10頁~~サイハテ列車~~

 ガタンゴトンガタンゴトン

 

 リズムカルに音を鳴らしながら電車が走っていく。窓の外に見える景色が近くの物はあっという間に、遠くの物はゆっくりと流れている。体を沈ませた座席のふわふわとした背もたれから電車の振動が伝わって来るのがどことなく心地よかった。

 車両の両脇の座席には様々な人々が点々と座っている。僕が今までいた東京では考えられない光景だ。座席はおろか車両内に満遍まんべんなく人が詰め込まれて息苦しい。それが当たり前だと思っていたけれど、そんな僕の当たり前を今のこの光景はすっかり否定してくれていた。

 仲睦なかむつまじい様子の老夫婦がにこやかに談笑している。小さな子供が座席から身を乗り出すようにガラスに顔を付けながら目を輝かせて興味津々に外の景色を眺めているその様子を隣に座った母親が暖かい眼差しで見守っている。

 そんな光景になんだか微笑ましくなって思わず顔を緩めていると、どこからか寝息のような音が聞こえてきた。思わずその音の先へと視線を向けてみれば随分と偏屈そうな顔をした男性が腕を組んで居眠りをしている様子だった。こっくりこっくりと電車の揺れに合わせて首が上下している。くたびれているのだろうかなんだか無償に親近感が湧いてくる。

 その男性の隣では若い女性が男性の寝息を気にも留めずに一枚の写真をジッと眺めていた。微笑みながら、それでいてどこか懐かしそうにそれを眺める彼女の様子から察するにその写真はもしかすると大切な人が写っているのだろうか。彼女はこの電車に乗った事でその人と離れ離れになったのかそれともこれから逢いに行けるのか様々な想像が湧きたてられるが結局真実は彼女のみが知る事だ。

 

 ガタンゴトンガタンゴトン


 リズムカルに音を鳴らしながら走る電車の中で様々な人々が思い思いの時間を過ごしている。まるで止まっているのではないかと錯覚する程にゆっくりと流れる穏やかな時間がこの電車の中に流れていた。

 思い返してみれば、こんなにゆっくりと過ごす事ができたのは随分と久しぶりだった。いつも仕事に追われて自分の人生は仕事中心に回り、複雑に絡み合った人間関係に消耗させられていた。これからそんな人生が永遠に続くのかと嫌気が差していた頃だったが、この電車に流れる穏やかな時間に触れてずっと忘れていた大切なものを思い出せた気がした。

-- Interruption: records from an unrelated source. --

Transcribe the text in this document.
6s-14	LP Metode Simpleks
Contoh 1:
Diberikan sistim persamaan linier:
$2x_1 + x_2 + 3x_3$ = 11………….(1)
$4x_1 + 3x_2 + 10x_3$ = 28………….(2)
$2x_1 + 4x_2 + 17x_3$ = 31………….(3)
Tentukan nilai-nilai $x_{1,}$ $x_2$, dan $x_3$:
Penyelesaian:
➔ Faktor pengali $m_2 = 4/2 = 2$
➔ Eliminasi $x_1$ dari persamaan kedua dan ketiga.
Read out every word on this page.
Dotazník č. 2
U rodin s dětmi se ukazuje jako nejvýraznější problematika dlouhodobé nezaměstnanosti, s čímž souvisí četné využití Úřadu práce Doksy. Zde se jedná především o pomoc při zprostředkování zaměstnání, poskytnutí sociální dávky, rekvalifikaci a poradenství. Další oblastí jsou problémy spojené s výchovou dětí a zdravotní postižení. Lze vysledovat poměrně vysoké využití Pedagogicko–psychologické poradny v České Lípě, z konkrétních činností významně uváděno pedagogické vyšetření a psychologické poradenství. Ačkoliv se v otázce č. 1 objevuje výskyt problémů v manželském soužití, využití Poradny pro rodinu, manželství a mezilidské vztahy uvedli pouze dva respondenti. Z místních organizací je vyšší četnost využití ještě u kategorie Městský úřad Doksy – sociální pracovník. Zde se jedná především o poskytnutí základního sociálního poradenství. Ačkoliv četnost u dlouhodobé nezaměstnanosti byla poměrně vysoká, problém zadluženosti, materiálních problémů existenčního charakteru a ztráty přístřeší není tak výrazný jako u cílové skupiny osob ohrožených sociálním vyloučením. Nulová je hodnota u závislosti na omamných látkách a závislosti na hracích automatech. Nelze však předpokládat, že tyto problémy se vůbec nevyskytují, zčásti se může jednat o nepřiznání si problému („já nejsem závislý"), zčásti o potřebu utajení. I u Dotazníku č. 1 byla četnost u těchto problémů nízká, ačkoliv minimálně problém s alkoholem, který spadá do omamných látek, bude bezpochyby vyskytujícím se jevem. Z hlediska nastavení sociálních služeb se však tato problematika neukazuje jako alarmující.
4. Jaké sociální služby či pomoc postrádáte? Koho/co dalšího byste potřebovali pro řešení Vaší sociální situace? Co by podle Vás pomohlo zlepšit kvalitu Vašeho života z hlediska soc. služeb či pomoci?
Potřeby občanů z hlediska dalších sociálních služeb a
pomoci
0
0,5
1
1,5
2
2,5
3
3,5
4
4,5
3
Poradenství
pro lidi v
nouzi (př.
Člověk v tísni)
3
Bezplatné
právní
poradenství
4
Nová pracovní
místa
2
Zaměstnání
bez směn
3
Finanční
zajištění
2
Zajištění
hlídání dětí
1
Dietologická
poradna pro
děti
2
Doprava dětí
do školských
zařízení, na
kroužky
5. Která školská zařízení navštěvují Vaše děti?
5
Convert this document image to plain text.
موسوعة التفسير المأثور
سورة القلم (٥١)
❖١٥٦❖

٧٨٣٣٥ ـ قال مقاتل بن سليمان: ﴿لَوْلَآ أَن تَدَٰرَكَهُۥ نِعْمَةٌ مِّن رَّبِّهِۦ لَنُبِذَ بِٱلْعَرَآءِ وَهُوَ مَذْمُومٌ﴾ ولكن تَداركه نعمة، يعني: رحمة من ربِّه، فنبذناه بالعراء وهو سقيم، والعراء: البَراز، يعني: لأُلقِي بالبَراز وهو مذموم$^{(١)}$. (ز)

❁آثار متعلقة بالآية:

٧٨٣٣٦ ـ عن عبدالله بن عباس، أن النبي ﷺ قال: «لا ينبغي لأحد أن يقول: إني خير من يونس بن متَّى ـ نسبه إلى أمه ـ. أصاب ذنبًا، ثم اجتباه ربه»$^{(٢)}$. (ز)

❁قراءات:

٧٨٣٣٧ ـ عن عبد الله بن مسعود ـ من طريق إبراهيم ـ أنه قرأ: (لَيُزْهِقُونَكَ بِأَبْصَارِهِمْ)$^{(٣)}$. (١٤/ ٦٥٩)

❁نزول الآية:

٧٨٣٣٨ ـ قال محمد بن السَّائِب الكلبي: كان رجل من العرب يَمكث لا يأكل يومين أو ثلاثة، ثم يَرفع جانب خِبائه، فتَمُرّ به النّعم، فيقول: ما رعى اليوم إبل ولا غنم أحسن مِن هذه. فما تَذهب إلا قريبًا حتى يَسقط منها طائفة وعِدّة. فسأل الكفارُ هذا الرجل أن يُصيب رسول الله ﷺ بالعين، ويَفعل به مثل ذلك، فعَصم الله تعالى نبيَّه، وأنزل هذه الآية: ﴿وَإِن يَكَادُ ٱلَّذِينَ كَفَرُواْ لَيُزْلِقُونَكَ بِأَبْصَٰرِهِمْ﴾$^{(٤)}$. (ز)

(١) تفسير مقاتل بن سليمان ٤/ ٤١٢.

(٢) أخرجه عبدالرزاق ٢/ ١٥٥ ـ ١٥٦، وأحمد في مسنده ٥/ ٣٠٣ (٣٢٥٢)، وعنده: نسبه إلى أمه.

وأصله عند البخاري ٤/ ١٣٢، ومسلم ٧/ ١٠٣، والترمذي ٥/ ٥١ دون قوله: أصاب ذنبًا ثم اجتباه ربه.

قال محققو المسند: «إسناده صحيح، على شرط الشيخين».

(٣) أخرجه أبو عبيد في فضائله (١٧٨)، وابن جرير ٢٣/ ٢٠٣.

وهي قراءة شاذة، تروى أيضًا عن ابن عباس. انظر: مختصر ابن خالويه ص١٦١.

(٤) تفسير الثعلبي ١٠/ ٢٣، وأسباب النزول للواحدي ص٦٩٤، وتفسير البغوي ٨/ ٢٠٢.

 仕事を辞めてこの電車に乗り込んで旅に出る事が決まったその日に見送りに来てくれた家族や友人たち。すっかり縁遠くなってしまったかと思っていたがそれはただの思い違いでまだ繋がっていた。ただ余裕の無かった自分が忘れてしまっていただけの話だったのだ。

 視線を落としてみれば手にはみんなから送られた色とりどりの花束がしっかり握られている。それを見て僕は思わずホッと息を吐いた。


 ガタンゴトンガタンゴトン

 

 リズムカルに音を鳴らしながら走る電車の車内にアナウンスが鳴り響いた。


 「ご乗車、誠にありがとうございます。当車両は間もなくお客様の人生の終着駅、サイハテに到着いたします。お降りの際は大切な思い出のお忘れ物がないように十分注意してください。改めまして、長い間大変お疲れ様でした。皆様の安らかな眠りをお祈り申し上げます」


 窓を外を眺めると、そこには上から下まで青い空が広がっていて、ふわふわとした雲が呑気に浮かんでいた。